Despite a judge's recent decision that declared the regulation of the 2022 DACA program illegal, the Department of Homeland Security (DHS) clarified that its current beneficiaries continue to maintain their privileges intact and that they can request and receive renewal.
“There are no changes to the current deferred action grants, which are DACA Employment Authorization Documents (EAD) and advance parole, awarded under the original 2012 program.

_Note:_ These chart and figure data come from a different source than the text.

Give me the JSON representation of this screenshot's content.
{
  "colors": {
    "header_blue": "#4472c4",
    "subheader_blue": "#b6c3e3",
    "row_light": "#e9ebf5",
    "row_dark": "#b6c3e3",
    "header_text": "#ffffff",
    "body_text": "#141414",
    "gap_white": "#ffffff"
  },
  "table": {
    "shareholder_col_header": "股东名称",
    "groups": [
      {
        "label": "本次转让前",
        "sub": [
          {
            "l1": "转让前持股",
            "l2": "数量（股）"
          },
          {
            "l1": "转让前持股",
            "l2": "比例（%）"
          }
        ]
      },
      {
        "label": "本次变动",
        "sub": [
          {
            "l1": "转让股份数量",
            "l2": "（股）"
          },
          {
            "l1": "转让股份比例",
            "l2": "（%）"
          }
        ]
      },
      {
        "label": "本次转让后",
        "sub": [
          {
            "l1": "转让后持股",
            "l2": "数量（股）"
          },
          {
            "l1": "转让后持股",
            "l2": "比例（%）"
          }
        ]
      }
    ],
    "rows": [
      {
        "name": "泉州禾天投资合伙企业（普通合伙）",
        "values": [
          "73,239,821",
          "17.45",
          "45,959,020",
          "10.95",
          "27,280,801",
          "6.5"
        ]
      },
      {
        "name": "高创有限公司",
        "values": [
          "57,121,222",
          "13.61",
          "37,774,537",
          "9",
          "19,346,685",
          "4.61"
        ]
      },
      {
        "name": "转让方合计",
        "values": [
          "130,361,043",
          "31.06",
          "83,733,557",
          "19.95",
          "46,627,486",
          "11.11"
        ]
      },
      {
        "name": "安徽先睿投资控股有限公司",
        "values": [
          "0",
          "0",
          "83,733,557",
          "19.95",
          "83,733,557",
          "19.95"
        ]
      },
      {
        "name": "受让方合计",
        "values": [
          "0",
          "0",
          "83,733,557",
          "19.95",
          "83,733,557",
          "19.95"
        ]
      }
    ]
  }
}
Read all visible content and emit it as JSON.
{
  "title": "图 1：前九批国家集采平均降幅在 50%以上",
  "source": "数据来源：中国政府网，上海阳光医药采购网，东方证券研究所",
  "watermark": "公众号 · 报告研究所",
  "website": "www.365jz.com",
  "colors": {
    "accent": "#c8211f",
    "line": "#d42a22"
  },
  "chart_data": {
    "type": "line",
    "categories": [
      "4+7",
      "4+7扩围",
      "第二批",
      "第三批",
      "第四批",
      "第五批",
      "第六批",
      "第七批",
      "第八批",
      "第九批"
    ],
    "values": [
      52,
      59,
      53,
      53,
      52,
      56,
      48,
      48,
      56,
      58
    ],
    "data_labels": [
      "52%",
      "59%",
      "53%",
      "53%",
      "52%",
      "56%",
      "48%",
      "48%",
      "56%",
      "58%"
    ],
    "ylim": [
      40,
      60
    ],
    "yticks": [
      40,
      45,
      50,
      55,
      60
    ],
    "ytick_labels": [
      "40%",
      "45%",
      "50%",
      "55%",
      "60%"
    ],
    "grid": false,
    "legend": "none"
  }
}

Those grants and EADs remain valid,” DHS explained .
These reminders are directed to DACA beneficiaries and also to employers, reiterating that work authorization remains in effect after the latest decision in the DACA litigation.
“As a result of these rulings, existing DACA recipients can apply for and receive renewal, even though the government cannot grant new DACA applications,” the document states.
It also indicates that the court's most recent order “does not require DHS or the Department of Justice to take any immigration, deportation or criminal action against any DACA beneficiary, applicant or beneficiary.
Some of the reminders that DHS makes about employment discrimination and the rights of immigrant employees are the following:
- DACA recipients with current EADs continue to be authorized to work.
- Workers who already have DACA can continue to renew their respective EADs.
- Those recipients are not required to tell their employers that they have DACA.
- Employers are not expected to know which employees, if any, have DACA, and court decisions on DACA do not require employers to review Forms I-9, re-verify employment authorization, or take any action.
- Employers are not required or encouraged to ask their employees or job applicants about their immigration status or whether they have DACA.
- Firing employees who have a legal right to work, such as DACA recipients with EAD, based on their immigration status, national origin, or assumptions about these characteristics may violate federal, state, or local law.
- Employers generally should not ask job applicants or employees for their specific information about citizenship or immigration status.
- DACA recipients do not have to volunteer information about their immigration status to their employers.
- When hiring a new employee, employers must verify the employee's identity and work authorization, not their immigration status. Employers use Form I-9 for this process.
- The Department of Homeland Security's rules for verifying an employee's work authorization explain that employers must accept documentation that reasonably appears genuine and related to the employee, and cannot reject documents because of a future expiration date.
- Employers should not question whether an employee's Form I-9 documentation is valid due to the employee's citizenship, immigration status, or national origin. Employers who treat employees differently when verifying work authorization based on these or other protected characteristics could violate federal law.